Dopo un anno dall’impugnativa predisposta dal Governo (dietro sollecitazione delle Associazioni animaliste), la Corte Costituzionale, con sentenza del 4 dicembre 2019, ha dichiarato infondata la questione di legittimità sulla legge della Regione Marche del 7 novembre 2018 che ha permesso ai cacciatori l’annotazione dei capi abbattuti di selvaggina migratoria ad abbattimento accertato. L’art. 2 di tale legge ha infatti disposto che “Il cacciatore deve annotare, negli appositi spazi del tesserino personale, il numero di capi di selvaggina stanziale e migratoria dopo gli abbattimenti accertati”.
Secondo la Corte tale disposizione non invade la competenza esclusiva statale in materia di tutela dell’ambiente e dell’ecosistema (non c’è violazione dell’art. 117 della Costituzione, ovvero la legge non entra in contrasto con la normativa nazionale – legge 157/92). I giudici precisano che il concetto di abbattimento utilizzato dal comma 12-bis dell’art. 12 della legge n. 157/92 si riferisce evidentemente solo all’avvenuta uccisione del capo di fauna selvatica, conformemente al significato che tale termine assume nel più generale sistema della medesima legge, anche perché è l’unico rispondente all’esigenza di conseguire dati certi sulla reale entità della popolazione faunistica.
“Ciò premesso – si legge ancora nella sentenza – va altresì chiarito che se l’abbattimento ben può essere percepito contestualmente all’atto di caccia, tuttavia in tutti gli altri casi di mancata evidenza la sua verifica potrebbe richiedere un accertamento dell’effettiva uccisione del capo di fauna che il cacciatore dovrà comunque effettuare – è opportuno precisarlo – immediatamente dopo avere sparato. Così interpretata, dunque – conclude la Corte Costituzionale –, la norma impugnata non collide con quella statale, la quale è sì incentrata sulla massima tempestività dell’annotazione, ma pur sempre in relazione a un evento effettivamente realizzatosi, coerentemente con la sopra evidenziata finalità di consentire un monitoraggio basato su dati genuini circa la consistenza della popolazione faunistica”.

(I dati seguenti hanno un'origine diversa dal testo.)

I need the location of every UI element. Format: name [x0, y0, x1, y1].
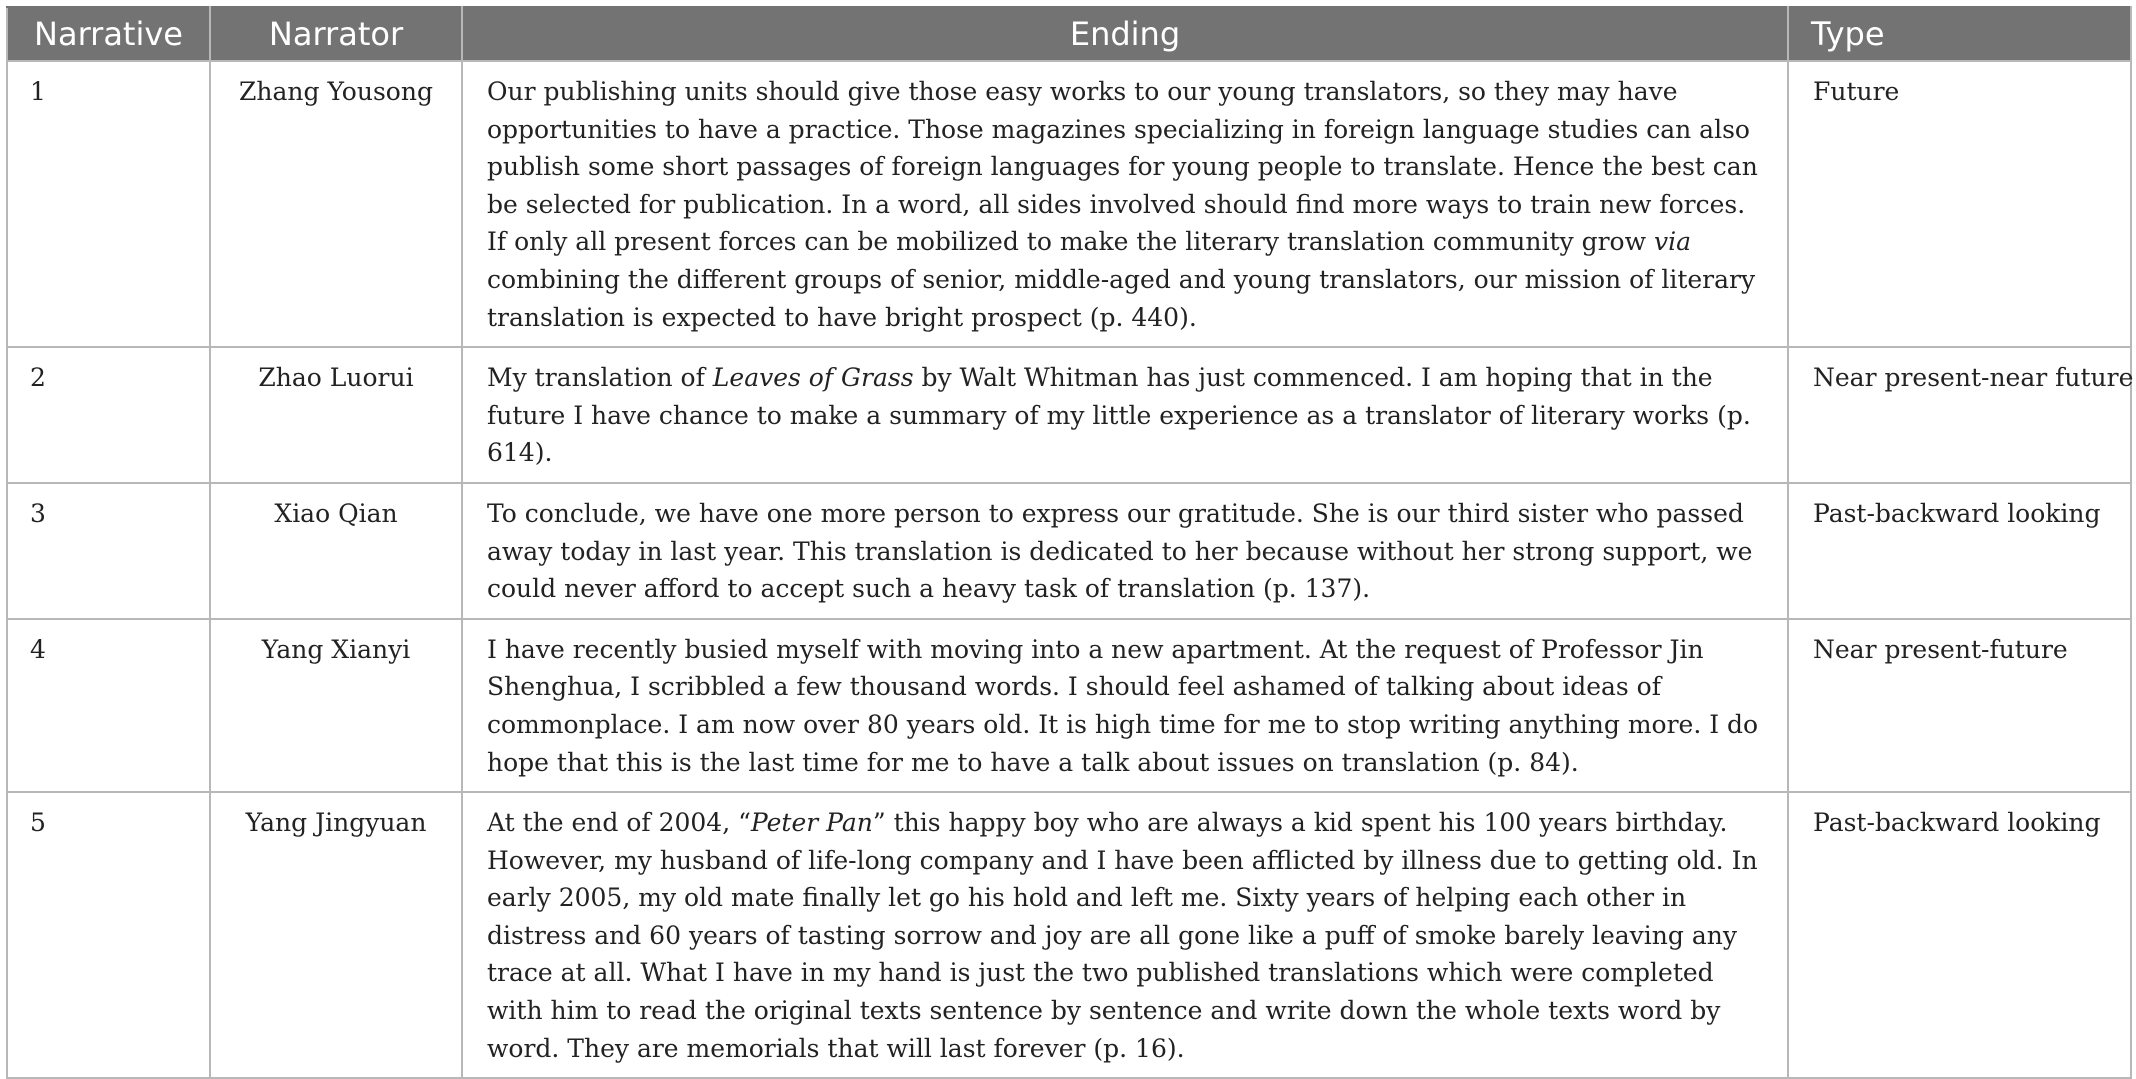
ending-text — [462, 483, 1788, 619]
ending-text-part: I have recently busied myself with moving into a new apartment. At the request of Professor Jin Shenghua, I scribbled a few thousand words. I should feel ashamed of talking about ideas of commonplace. I am now over 80 years old. It is high time for me to stop writing anything more. I do hope that this is the last time for me to have a talk about issues on translation (p. 84). — [487, 634, 1759, 777]
narrator-name: Yang Jingyuan — [210, 792, 462, 1078]
header-ending: Ending — [462, 7, 1788, 61]
ending-type: Near present-future — [1788, 619, 2131, 792]
narrative-endings-table-container — [6, 6, 2134, 1079]
ending-text-italic: Peter Pan — [750, 808, 873, 838]
narrative-number: 5 — [7, 792, 210, 1078]
narrator-name: Xiao Qian — [210, 483, 462, 619]
ending-text — [462, 792, 1788, 1078]
table-body — [7, 61, 2134, 1078]
narrative-endings-table — [6, 6, 2132, 1079]
table-row — [7, 483, 2131, 619]
narrator-name: Zhao Luorui — [210, 347, 462, 483]
table-header — [7, 7, 2131, 61]
ending-type: Future — [1788, 61, 2131, 347]
ending-text-part: My translation of — [487, 363, 713, 393]
table-row — [7, 61, 2131, 347]
narrative-number: 4 — [7, 619, 210, 792]
ending-text-part: ” this happy boy who are always a kid spent his 100 years birthday. However, my husband of life-long company and I have been afflicted by illness due to getting old. In early 2005, my old mate finally let go his hold and left me. Sixty years of helping each other in distress and 60 years of tasting sorrow and joy are all gone like a puff of smoke barely leaving any trace at all. What I have in my hand is just the two published translations which were completed with him to read the original texts sentence by sentence and write down the whole texts word by word. They are memorials that will last forever (p. 16). — [487, 808, 1758, 1063]
ending-text — [462, 61, 1788, 347]
ending-text-part: To conclude, we have one more person to express our gratitude. She is our third sister who passed away today in last year. This translation is dedicated to her because without her strong support, we could never afford to accept such a heavy task of translation (p. 137). — [487, 498, 1753, 604]
ending-text-part: by Walt Whitman has just commenced. I am hoping that in the future I have chance to make a summary of my little experience as a translator of literary works (p. 614). — [487, 363, 1751, 468]
ending-type: Past-backward looking — [1788, 483, 2131, 619]
table-row — [7, 347, 2131, 483]
ending-type: Past-backward looking — [1788, 792, 2131, 1078]
narrative-number: 1 — [7, 61, 210, 347]
ending-text-italic: via — [1653, 227, 1691, 257]
header-narrative: Narrative — [7, 7, 210, 61]
narrator-name: Yang Xianyi — [210, 619, 462, 792]
ending-type: Near present-near future — [1788, 347, 2131, 483]
table-row — [7, 619, 2131, 792]
ending-text — [462, 347, 1788, 483]
narrative-number: 3 — [7, 483, 210, 619]
ending-text-italic: Leaves of Grass — [712, 363, 914, 393]
ending-text-part: Our publishing units should give those easy works to our young translators, so they may have opportunities to have a practice. Those magazines specializing in foreign language studies can also publish some short passages of foreign languages for young people to translate. Hence the best can be selected for publication. In a word, all sides involved should find more ways to train new forces. If only all present forces can be mobilized to make the literary translation community grow — [487, 77, 1758, 257]
ending-text — [462, 619, 1788, 792]
ending-text-part: combining the different groups of senior, middle-aged and young translators, our mission of literary translation is expected to have bright prospect (p. 440). — [487, 264, 1756, 332]
narrator-name: Zhang Yousong — [210, 61, 462, 347]
table-row — [7, 792, 2131, 1078]
header-type: Type — [1788, 7, 2131, 61]
header-narrator: Narrator — [210, 7, 462, 61]
ending-text-part: At the end of 2004, “ — [487, 808, 751, 838]
header-row — [7, 7, 2131, 61]
narrative-number: 2 — [7, 347, 210, 483]
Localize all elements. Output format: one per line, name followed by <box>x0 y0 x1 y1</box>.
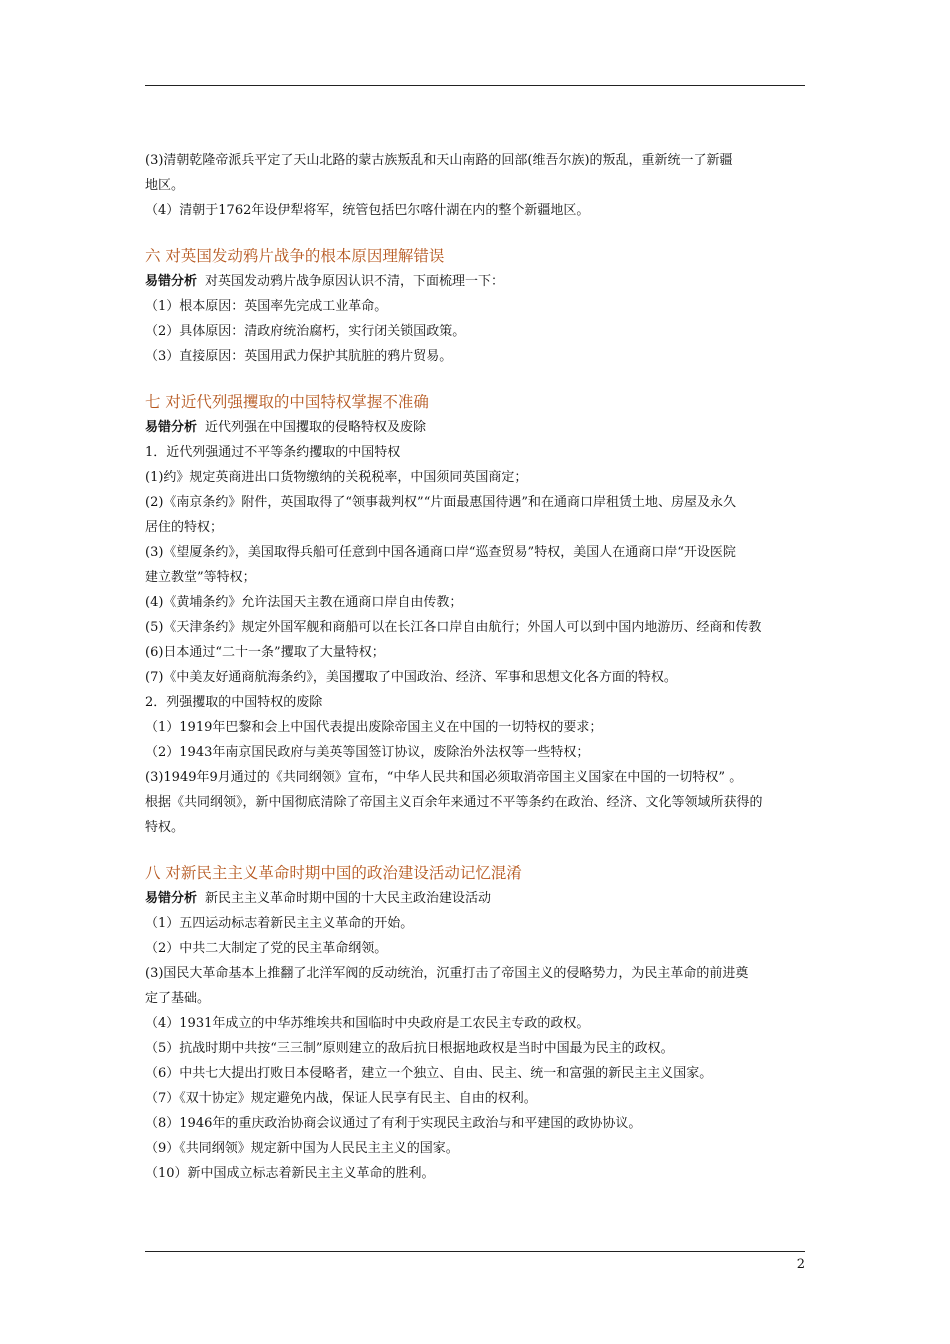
text-line: （2）具体原因：清政府统治腐朽，实行闭关锁国政策。 <box>145 324 466 339</box>
text-line: （1）五四运动标志着新民主主义革命的开始。 <box>145 916 414 931</box>
section-7 <box>145 389 809 840</box>
text-line: （5）抗战时期中共按“三三制”原则建立的敌后抗日根据地政权是当时中国最为民主的政权。 <box>145 1041 674 1056</box>
text-line: 1．近代列强通过不平等条约攫取的中国特权 <box>145 445 401 460</box>
text-line: (7)《中美友好通商航海条约》，美国攫取了中国政治、经济、军事和思想文化各方面的特权。 <box>145 670 677 685</box>
analysis-line <box>145 415 809 440</box>
text-line: (3)清朝乾隆帝派兵平定了天山北路的蒙古族叛乱和天山南路的回部(维吾尔族)的叛乱，重新统一了新疆 <box>145 153 733 168</box>
text-line: (4)《黄埔条约》允许法国天主教在通商口岸自由传教； <box>145 595 463 610</box>
text-line: (3)国民大革命基本上推翻了北洋军阀的反动统治，沉重打击了帝国主义的侵略势力，为民主革命的前进奠 <box>145 966 749 981</box>
text-line: (1)约》规定英商进出口货物缴纳的关税税率，中国须同英国商定； <box>145 470 528 485</box>
text-line: （9）《共同纲领》规定新中国为人民民主主义的国家。 <box>145 1141 459 1156</box>
text-line: 根据《共同纲领》，新中国彻底清除了帝国主义百余年来通过不平等条约在政治、经济、文化等领域所获得的 <box>145 795 763 810</box>
text-line: 居住的特权； <box>145 520 224 535</box>
analysis-label: 易错分析 <box>145 891 198 906</box>
analysis-line <box>145 269 809 294</box>
text-line: (6)日本通过“二十一条”攫取了大量特权； <box>145 645 385 660</box>
page-number: 2 <box>796 1257 805 1272</box>
text-line: 定了基础。 <box>145 991 211 1006</box>
text-line: (3)《望厦条约》，美国取得兵船可任意到中国各通商口岸“巡查贸易”特权，美国人在通商口岸“开设医院 <box>145 545 736 560</box>
footer-rule <box>145 1251 805 1252</box>
text-line: 特权。 <box>145 820 185 835</box>
header-rule <box>145 85 805 86</box>
text-line: 建立教堂”等特权； <box>145 570 256 585</box>
text-line: (3)1949年9月通过的《共同纲领》宣布，“中华人民共和国必须取消帝国主义国家在中国的一切特权” 。 <box>145 770 743 785</box>
text-line: 地区。 <box>145 178 185 193</box>
analysis-label: 易错分析 <box>145 274 198 289</box>
text-line: （2）1943年南京国民政府与美英等国签订协议，废除治外法权等一些特权； <box>145 745 590 760</box>
analysis-text: 新民主主义革命时期中国的十大民主政治建设活动 <box>205 891 492 906</box>
section-heading: 六 对英国发动鸦片战争的根本原因理解错误 <box>145 247 445 265</box>
intro-block <box>145 148 809 223</box>
text-line: （4）清朝于1762年设伊犁将军，统管包括巴尔喀什湖在内的整个新疆地区。 <box>145 203 590 218</box>
text-line: （2）中共二大制定了党的民主革命纲领。 <box>145 941 388 956</box>
text-line: （10）新中国成立标志着新民主主义革命的胜利。 <box>145 1166 435 1181</box>
analysis-line <box>145 886 809 911</box>
page-content <box>145 148 809 1186</box>
section-heading: 八 对新民主主义革命时期中国的政治建设活动记忆混淆 <box>145 864 522 882</box>
text-line: （7）《双十协定》规定避免内战，保证人民享有民主、自由的权利。 <box>145 1091 537 1106</box>
text-line: （1）根本原因：英国率先完成工业革命。 <box>145 299 388 314</box>
text-line: （3）直接原因：英国用武力保护其肮脏的鸦片贸易。 <box>145 349 453 364</box>
section-6 <box>145 243 809 369</box>
analysis-text: 近代列强在中国攫取的侵略特权及废除 <box>205 420 427 435</box>
text-line: 2．列强攫取的中国特权的废除 <box>145 695 323 710</box>
text-line: （4）1931年成立的中华苏维埃共和国临时中央政府是工农民主专政的政权。 <box>145 1016 590 1031</box>
text-line: （6）中共七大提出打败日本侵略者，建立一个独立、自由、民主、统一和富强的新民主主义国家。 <box>145 1066 713 1081</box>
analysis-label: 易错分析 <box>145 420 198 435</box>
text-line: (5)《天津条约》规定外国军舰和商船可以在长江各口岸自由航行；外国人可以到中国内地游历、经商和传教 <box>145 620 762 635</box>
section-8 <box>145 860 809 1186</box>
text-line: （8）1946年的重庆政治协商会议通过了有利于实现民主政治与和平建国的政协协议。 <box>145 1116 642 1131</box>
section-heading: 七 对近代列强攫取的中国特权掌握不准确 <box>145 393 429 411</box>
text-line: （1）1919年巴黎和会上中国代表提出废除帝国主义在中国的一切特权的要求； <box>145 720 603 735</box>
analysis-text: 对英国发动鸦片战争原因认识不清，下面梳理一下： <box>205 274 505 289</box>
text-line: (2)《南京条约》附件，英国取得了“领事裁判权”“片面最惠国待遇”和在通商口岸租赁土地、房屋及永久 <box>145 495 736 510</box>
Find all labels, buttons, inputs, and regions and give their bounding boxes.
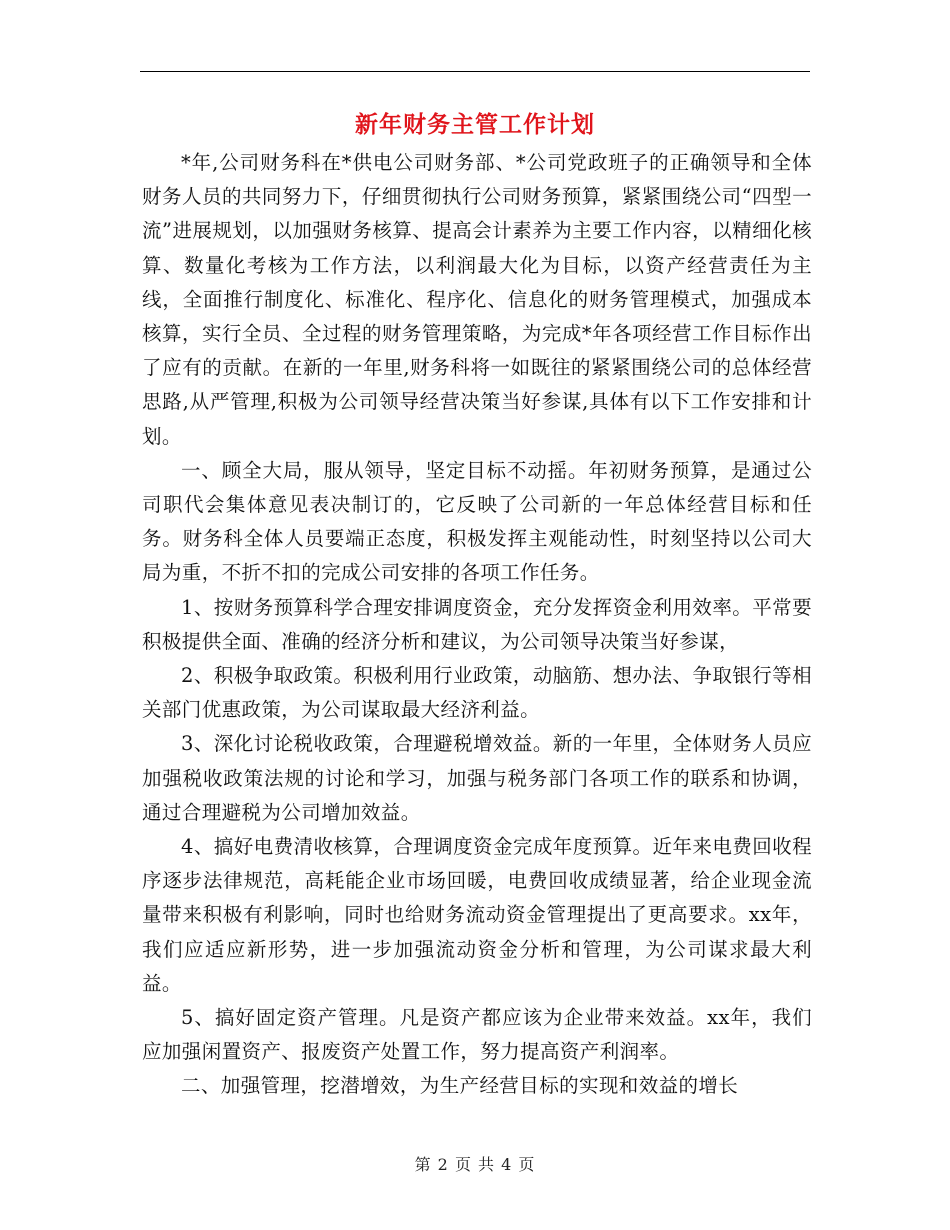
paragraph-item-5: 5、搞好固定资产管理。凡是资产都应该为企业带来效益。xx年，我们应加强闲置资产、报废资产处置工作，努力提高资产利润率。 [142, 1006, 812, 1064]
paragraph-item-2: 2、积极争取政策。积极利用行业政策，动脑筋、想办法、争取银行等相关部门优惠政策，为公司谋取最大经济利益。 [142, 664, 812, 722]
document-body [142, 146, 812, 1104]
paragraph-item-1: 1、按财务预算科学合理安排调度资金，充分发挥资金利用效率。平常要积极提供全面、准确的经济分析和建议，为公司领导决策当好参谋， [142, 595, 812, 653]
paragraph-item-4: 4、搞好电费清收核算，合理调度资金完成年度预算。近年来电费回收程序逐步法律规范，高耗能企业市场回暖，电费回收成绩显著，给企业现金流量带来积极有利影响，同时也给财务流动资金管理提出了更高要求。xx年，我们应适应新形势，进一步加强流动资金分析和管理，为公司谋求最大利益。 [142, 835, 812, 995]
header-rule [140, 71, 810, 72]
paragraph-intro: *年,公司财务科在*供电公司财务部、*公司党政班子的正确领导和全体财务人员的共同努力下，仔细贯彻执行公司财务预算，紧紧围绕公司“四型一流”进展规划，以加强财务核算、提高会计素养为主要工作内容，以精细化核算、数量化考核为工作方法，以利润最大化为目标，以资产经营责任为主线，全面推行制度化、标准化、程序化、信息化的财务管理模式，加强成本核算，实行全员、全过程的财务管理策略，为完成*年各项经营工作目标作出了应有的贡献。在新的一年里,财务科将一如既往的紧紧围绕公司的总体经营思路,从严管理,积极为公司领导经营决策当好参谋,具体有以下工作安排和计划。 [142, 151, 812, 448]
document-title: 新年财务主管工作计划 [355, 111, 595, 138]
paragraph-section-2: 二、加强管理，挖潜增效，为生产经营目标的实现和效益的增长 [181, 1074, 739, 1098]
paragraph-section-1: 一、顾全大局，服从领导，坚定目标不动摇。年初财务预算，是通过公司职代会集体意见表决制订的，它反映了公司新的一年总体经营目标和任务。财务科全体人员要端正态度，积极发挥主观能动性，时刻坚持以公司大局为重，不折不扣的完成公司安排的各项工作任务。 [142, 458, 812, 585]
page-number: 第 2 页 共 4 页 [414, 1155, 536, 1174]
paragraph-item-3: 3、深化讨论税收政策，合理避税增效益。新的一年里，全体财务人员应加强税收政策法规的讨论和学习，加强与税务部门各项工作的联系和协调，通过合理避税为公司增加效益。 [142, 732, 812, 824]
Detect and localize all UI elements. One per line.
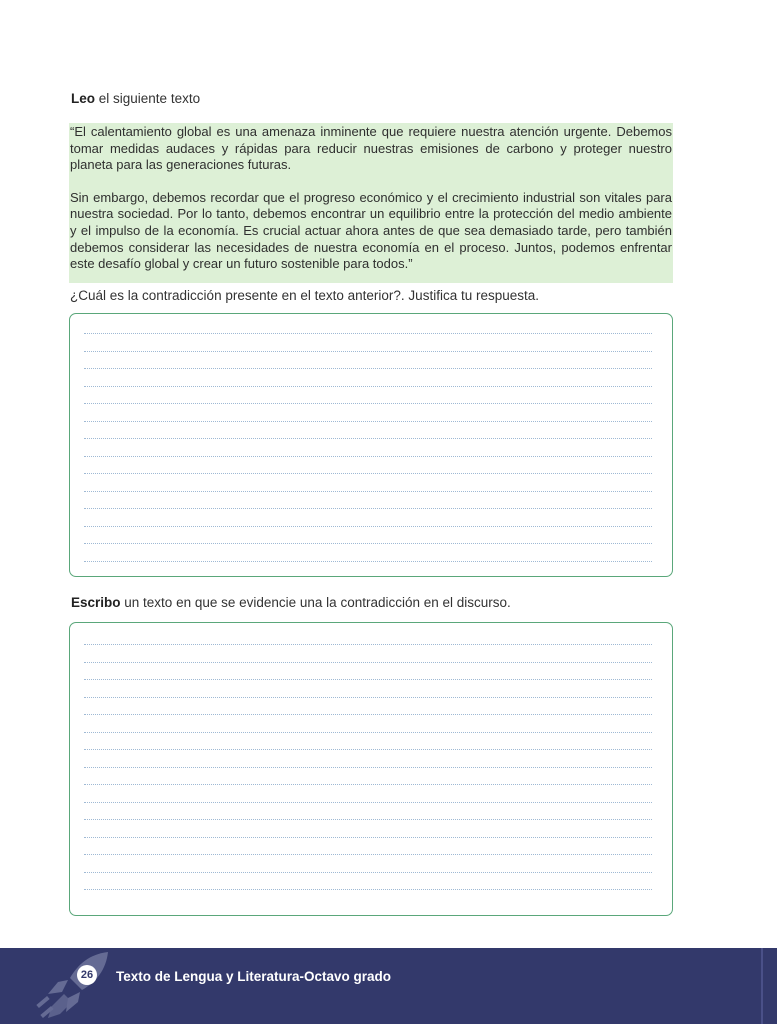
- writing-line: [84, 679, 652, 680]
- writing-line: [84, 644, 652, 645]
- quote-box: [69, 123, 673, 283]
- quote-paragraph-2: Sin embargo, debemos recordar que el progreso económico y el crecimiento industrial son vitales para nuestra sociedad. Por lo tanto, debemos encontrar un equilibrio entre la protección del medio ambiente y el impulso de la economía. Es crucial actuar ahora antes de que sea demasiado tarde, pero también debemos considerar las necesidades de nuestra economía en el proceso. Juntos, podemos enfrentar este desafío global y crear un futuro sostenible para todos.”: [70, 189, 672, 272]
- writing-line: [84, 421, 652, 422]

Secondo la Consulta, dunque, alla luce delle finalità di acquisire informazioni affidabili, non si può ritenere che la norma statale obblighi ad annotare eventi incerti “con l’effetto paradossale, peraltro contraddittorio rispetto alla finalità di tutela della fauna selvatica, di fornire dati solo ipotetici in merito alla sua composizione”. A questo punto ci si chiede perché, ancora una volta, il Ministro dell’Ambiente continui ad infrangere i provvedimenti regionali che sono di palmare evidenza nel rispetto delle stesse norme nazionali ed europee. Ormai bisogna ribattere, punto su punto, a questo comportamento come recentemente è avvenuto per la Lombardia in merito al rifornimento dei richiami vivi.